Among the participating brands were Allstate, Chrysler, Discover, eTrade, Ford, General Mills, HTC, Kelloggs, Kimberly-Clark, Kraft Foods, and Sprint. A total of 18 campaigns were examined across nearly 3,000 media placements. The total impression was 1.8 billion.

There is a growing movement in the ad industry to shift to a viewable rather than a served ad impression. Last September, the Interactive Advertising Bureau’s 3Ms (Making Measurement Make Sense) initiative called on media buyers and sellers to move to the viewable impression standard.

ComScore is one of several vendors offering measurement solutions geared to in-view impressions. Others include C3 Metrics and RealVu. ComScore launched its solution, called validated Campaign Essentials, after which today’s white paper is named, in January.

Anne Hunter, comScore SVP of advertising effectiveness, notes people have used above- or below-the-fold as a proxy to get to what makes a “viewable ad.”

“The reality is that that is not necessarily a great method for figuring out if you really have viewable impressions,” she said. “There were some places where below the fold was fabulous.”

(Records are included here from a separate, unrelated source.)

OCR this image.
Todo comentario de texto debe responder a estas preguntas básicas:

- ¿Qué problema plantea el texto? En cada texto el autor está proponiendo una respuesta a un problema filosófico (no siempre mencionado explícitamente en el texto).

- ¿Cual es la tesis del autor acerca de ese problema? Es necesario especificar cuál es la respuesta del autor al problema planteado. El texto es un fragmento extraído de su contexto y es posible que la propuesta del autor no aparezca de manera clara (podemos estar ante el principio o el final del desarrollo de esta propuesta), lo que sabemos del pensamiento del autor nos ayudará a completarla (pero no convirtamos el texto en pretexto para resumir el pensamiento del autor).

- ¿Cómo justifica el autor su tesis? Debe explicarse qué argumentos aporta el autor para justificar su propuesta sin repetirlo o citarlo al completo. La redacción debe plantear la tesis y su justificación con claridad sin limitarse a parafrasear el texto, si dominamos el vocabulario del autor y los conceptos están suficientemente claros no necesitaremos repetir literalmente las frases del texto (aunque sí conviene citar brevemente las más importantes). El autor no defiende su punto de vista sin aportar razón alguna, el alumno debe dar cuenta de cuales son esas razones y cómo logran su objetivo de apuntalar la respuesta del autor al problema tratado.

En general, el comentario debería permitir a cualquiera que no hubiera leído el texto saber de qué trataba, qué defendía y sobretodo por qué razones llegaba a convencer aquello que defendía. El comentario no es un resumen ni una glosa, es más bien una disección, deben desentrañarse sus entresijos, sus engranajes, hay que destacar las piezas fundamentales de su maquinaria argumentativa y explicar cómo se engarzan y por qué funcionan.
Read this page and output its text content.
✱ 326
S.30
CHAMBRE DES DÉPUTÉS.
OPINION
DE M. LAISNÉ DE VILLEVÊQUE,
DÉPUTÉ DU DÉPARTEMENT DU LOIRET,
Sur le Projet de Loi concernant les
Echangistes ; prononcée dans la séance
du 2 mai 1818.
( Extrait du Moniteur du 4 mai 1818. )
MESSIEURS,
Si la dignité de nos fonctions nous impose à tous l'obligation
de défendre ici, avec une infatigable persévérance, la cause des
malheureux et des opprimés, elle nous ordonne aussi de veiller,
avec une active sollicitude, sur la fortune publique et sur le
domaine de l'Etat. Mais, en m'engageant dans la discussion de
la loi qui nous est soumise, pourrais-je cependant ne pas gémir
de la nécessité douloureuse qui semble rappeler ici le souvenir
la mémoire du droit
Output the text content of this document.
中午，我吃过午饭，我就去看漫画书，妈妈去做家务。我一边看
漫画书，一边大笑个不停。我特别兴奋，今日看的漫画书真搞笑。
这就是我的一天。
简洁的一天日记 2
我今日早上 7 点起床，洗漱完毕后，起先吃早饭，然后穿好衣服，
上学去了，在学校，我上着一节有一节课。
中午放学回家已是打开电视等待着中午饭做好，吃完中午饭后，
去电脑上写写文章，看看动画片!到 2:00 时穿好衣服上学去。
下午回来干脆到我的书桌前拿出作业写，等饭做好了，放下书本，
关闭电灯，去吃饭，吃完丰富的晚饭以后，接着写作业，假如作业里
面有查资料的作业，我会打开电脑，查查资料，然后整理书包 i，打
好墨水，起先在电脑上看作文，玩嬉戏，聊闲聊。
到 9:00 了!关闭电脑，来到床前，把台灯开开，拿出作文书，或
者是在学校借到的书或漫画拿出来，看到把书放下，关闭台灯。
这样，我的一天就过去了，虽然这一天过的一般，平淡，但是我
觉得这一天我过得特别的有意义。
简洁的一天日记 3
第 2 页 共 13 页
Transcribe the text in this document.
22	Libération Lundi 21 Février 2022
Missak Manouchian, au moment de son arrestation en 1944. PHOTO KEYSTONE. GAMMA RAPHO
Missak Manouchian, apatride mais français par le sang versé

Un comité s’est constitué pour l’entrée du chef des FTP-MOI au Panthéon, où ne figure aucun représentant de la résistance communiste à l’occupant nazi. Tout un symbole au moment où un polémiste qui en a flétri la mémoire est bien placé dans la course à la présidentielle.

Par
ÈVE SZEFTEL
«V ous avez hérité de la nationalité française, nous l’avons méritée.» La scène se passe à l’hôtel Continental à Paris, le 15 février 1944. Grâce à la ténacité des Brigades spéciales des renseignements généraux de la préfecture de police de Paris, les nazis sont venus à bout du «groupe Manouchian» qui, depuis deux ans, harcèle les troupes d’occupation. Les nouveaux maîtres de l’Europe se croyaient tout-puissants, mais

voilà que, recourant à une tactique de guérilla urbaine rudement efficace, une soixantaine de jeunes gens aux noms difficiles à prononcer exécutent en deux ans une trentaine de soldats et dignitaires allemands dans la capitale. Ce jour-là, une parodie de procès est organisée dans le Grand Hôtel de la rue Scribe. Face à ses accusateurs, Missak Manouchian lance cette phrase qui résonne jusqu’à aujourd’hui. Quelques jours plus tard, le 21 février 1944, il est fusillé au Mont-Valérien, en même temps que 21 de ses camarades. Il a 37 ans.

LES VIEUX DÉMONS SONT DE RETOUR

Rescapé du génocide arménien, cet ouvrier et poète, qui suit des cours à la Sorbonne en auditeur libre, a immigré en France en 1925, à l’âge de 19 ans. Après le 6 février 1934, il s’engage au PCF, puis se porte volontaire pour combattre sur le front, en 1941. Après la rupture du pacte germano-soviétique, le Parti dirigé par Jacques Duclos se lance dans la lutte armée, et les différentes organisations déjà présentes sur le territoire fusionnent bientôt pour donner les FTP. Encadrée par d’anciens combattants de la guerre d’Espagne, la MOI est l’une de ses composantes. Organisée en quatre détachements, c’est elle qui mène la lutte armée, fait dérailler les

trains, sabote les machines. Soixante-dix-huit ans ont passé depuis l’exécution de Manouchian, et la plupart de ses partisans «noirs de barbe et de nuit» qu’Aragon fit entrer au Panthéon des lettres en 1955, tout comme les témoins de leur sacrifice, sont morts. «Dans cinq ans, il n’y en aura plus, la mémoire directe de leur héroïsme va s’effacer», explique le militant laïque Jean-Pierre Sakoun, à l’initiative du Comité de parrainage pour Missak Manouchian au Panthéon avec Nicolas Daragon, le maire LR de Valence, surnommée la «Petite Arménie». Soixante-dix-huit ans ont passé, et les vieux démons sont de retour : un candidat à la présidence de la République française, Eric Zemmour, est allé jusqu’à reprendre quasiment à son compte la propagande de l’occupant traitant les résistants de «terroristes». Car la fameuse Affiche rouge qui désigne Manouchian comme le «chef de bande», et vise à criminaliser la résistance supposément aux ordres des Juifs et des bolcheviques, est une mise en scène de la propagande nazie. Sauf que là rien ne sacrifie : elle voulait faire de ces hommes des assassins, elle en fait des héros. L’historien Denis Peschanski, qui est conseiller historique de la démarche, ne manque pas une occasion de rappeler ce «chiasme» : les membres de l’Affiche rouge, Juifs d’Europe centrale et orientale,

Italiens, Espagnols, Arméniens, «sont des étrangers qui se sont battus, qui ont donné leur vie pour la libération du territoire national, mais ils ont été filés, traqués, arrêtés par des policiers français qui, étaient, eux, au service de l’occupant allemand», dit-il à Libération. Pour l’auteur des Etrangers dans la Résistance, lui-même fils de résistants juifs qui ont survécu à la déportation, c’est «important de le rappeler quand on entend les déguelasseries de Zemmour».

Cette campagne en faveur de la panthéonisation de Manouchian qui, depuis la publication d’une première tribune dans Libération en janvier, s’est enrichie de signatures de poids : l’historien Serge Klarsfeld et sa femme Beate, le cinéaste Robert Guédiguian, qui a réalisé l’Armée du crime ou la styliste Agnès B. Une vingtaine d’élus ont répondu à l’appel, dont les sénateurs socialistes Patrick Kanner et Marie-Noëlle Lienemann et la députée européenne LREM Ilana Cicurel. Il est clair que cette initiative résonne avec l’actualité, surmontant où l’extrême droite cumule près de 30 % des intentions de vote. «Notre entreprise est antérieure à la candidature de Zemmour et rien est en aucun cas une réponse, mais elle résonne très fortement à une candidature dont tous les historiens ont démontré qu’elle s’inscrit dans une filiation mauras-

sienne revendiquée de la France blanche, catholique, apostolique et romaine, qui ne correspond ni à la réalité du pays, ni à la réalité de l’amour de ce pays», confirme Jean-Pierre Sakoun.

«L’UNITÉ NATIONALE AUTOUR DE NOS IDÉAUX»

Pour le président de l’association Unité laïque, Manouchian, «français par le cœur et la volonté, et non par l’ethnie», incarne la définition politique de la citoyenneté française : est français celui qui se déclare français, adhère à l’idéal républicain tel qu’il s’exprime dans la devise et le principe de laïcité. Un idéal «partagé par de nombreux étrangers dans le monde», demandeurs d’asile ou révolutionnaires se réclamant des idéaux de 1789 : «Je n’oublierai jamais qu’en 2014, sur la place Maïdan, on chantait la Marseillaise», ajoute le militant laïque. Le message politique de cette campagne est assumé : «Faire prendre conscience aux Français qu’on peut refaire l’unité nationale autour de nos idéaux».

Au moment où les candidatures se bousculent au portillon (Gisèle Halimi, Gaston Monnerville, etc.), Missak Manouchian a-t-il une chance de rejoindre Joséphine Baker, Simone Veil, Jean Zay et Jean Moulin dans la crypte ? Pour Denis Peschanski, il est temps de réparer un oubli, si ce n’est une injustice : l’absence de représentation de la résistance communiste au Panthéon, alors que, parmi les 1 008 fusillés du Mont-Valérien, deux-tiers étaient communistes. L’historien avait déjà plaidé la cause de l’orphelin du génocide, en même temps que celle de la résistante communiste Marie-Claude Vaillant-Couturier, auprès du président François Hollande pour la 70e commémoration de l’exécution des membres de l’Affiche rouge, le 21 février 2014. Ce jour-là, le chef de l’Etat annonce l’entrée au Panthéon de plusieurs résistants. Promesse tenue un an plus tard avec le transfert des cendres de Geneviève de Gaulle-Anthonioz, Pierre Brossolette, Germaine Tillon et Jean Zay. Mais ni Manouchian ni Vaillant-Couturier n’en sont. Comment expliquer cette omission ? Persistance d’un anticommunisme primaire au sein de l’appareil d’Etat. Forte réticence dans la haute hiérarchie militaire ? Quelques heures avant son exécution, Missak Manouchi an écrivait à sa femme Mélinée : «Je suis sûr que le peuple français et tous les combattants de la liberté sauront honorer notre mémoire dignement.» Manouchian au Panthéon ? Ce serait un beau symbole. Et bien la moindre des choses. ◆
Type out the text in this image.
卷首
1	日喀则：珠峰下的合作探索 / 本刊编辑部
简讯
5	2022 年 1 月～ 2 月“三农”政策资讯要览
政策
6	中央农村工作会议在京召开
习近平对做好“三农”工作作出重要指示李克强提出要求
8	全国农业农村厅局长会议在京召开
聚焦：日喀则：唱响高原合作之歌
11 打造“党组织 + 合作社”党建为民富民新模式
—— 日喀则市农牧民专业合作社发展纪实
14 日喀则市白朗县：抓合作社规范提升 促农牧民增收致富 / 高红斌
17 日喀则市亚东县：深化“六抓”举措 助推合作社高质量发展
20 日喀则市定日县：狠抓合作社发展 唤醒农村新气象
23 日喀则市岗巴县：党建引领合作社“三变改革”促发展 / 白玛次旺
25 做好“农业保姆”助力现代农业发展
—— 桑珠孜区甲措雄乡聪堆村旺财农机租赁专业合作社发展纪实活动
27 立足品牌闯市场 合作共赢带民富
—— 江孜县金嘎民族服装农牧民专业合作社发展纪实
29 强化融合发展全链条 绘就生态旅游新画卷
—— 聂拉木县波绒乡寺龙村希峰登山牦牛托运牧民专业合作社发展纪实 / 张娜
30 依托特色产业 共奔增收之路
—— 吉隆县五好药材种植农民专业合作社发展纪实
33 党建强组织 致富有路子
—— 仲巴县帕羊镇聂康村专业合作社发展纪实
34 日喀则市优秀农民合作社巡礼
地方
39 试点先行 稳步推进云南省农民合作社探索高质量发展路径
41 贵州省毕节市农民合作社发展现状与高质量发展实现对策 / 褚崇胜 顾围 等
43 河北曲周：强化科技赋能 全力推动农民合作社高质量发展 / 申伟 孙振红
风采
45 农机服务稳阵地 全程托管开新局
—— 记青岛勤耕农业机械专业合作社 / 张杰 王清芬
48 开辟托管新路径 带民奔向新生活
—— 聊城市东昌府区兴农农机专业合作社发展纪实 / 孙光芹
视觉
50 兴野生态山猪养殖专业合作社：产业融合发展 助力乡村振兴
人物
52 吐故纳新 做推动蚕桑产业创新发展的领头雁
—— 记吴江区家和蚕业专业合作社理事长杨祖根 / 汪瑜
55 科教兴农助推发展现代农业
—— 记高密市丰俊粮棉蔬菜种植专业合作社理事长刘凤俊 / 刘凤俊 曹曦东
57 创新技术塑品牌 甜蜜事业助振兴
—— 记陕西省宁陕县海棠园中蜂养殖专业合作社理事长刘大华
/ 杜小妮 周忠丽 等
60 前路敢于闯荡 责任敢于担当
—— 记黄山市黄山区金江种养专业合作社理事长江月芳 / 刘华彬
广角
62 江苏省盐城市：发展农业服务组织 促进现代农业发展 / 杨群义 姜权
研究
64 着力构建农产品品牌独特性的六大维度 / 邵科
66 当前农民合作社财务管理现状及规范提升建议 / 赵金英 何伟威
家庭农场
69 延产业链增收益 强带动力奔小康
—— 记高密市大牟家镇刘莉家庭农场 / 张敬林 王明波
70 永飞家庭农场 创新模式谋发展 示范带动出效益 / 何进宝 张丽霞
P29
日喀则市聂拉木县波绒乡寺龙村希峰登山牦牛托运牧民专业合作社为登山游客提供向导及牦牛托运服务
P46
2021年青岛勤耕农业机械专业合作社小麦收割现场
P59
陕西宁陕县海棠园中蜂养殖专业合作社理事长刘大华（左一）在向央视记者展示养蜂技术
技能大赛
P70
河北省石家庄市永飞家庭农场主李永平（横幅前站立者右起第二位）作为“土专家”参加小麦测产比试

In one example, she said, a website delivered extremely high in-view rates by presenting both content and articles in 300 x 250 squares.

ComScore took pains to note all the ad impressions studied were delivered in iframes, including what are called “cross-domain” iframes, which have been historically hard to measure.

“We found 61 percent of the time impressions were served in cross-domain iframes. Being able to measure impressions in cross-domain iframes is critical to measuring impression validity,” said Hunter.